Im südrumänischen Deveselu kämpft der US-Militärstützpunkt mit einem tierischen Gegner. Schafe aktivieren laufend die Sensoren der Militärbasis. Nun geht die Behörde gerichtlich gegen Schäfer vor. Dies ärgert das US-Militär, die NATO und die rumänische Regierung, wie die Salzburger Nachrichten berichten. Der 800 Millionen Dollar (750 Mio. Fr.) teure Raketenschutzschirm wurde erst im vergangenen Jahr in Betrieb genommen.

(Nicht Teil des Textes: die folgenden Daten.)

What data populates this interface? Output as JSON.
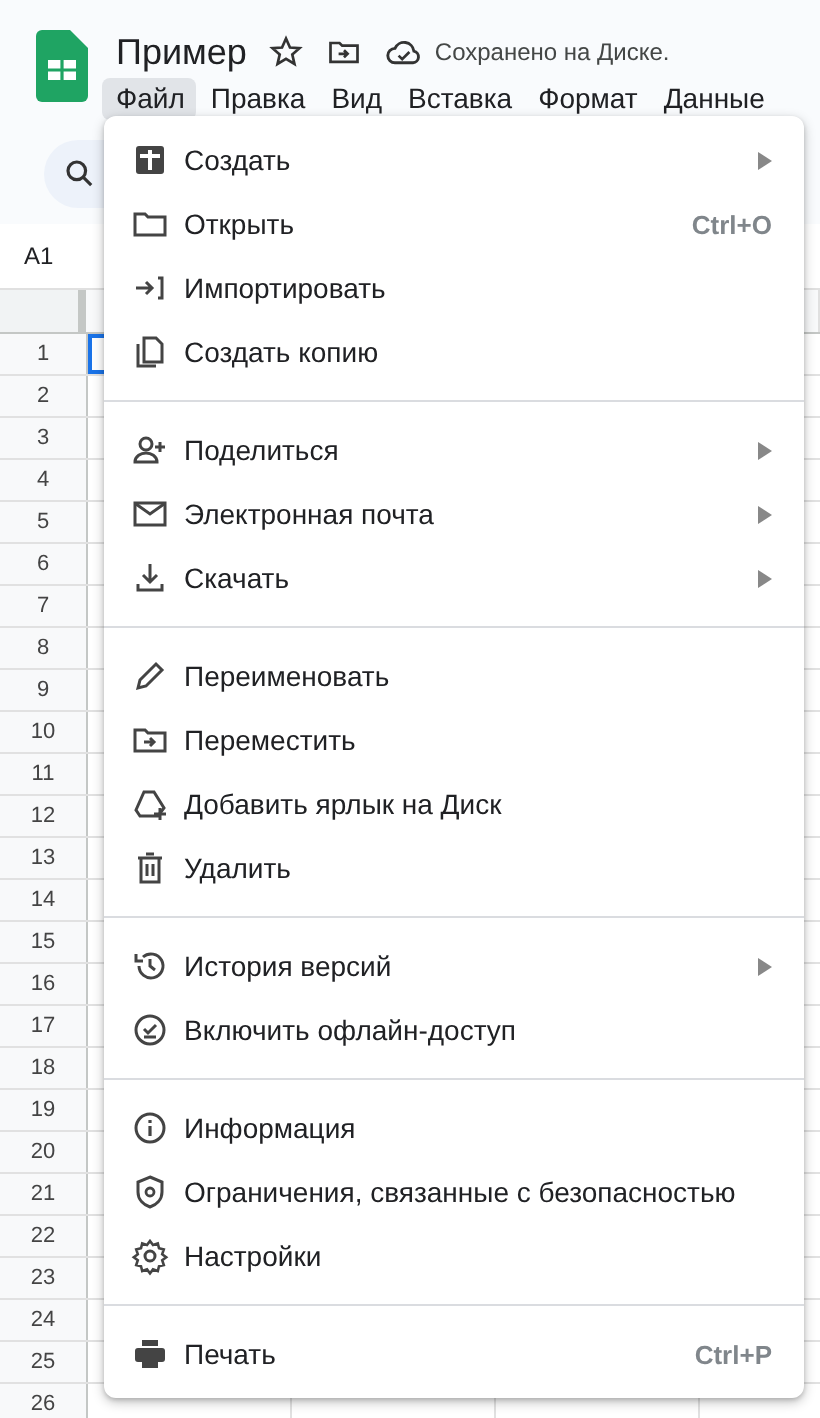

Der Bürgermeister der Gemeinde Stoienesti, Damian Alexandru, hat den Landwirt darauf hingewiesen, dass für Bauten im Umfeld eines Militärstützpunktes eine Mindestentfernung von vier Kilometern gelte.

Der Landwirt lässt sich aber nicht beeindrucken. Seine Stallungen habe er bereits 2008 errichtet, sagte Alexandru gegenüber rumänischen Medien. Dies ist lange bevor der Raketenabwehrschirm in Betrieb genommen worden ist. Bauer Dumitru Bleja ist aber bereit, seinen Stall zu räumen und  die Tiere umzusiedeln. Doch für den Aufwand will er mit 18'000 Euro (21'000 Fr.) entschädigt werden.

Das rumänischen Verteidigungsministerium und der Landwirt streiten sich seit drei Jahren. Die Behörden werfen ihm vor, keine Baugenehmigung für den Stall erhalten zu haben. Nun wird das Landgericht Olt entscheiden müssen, ob die Stallung abgebaut werden muss und ihr Inhaber Anspruch auf Entschädigung hat.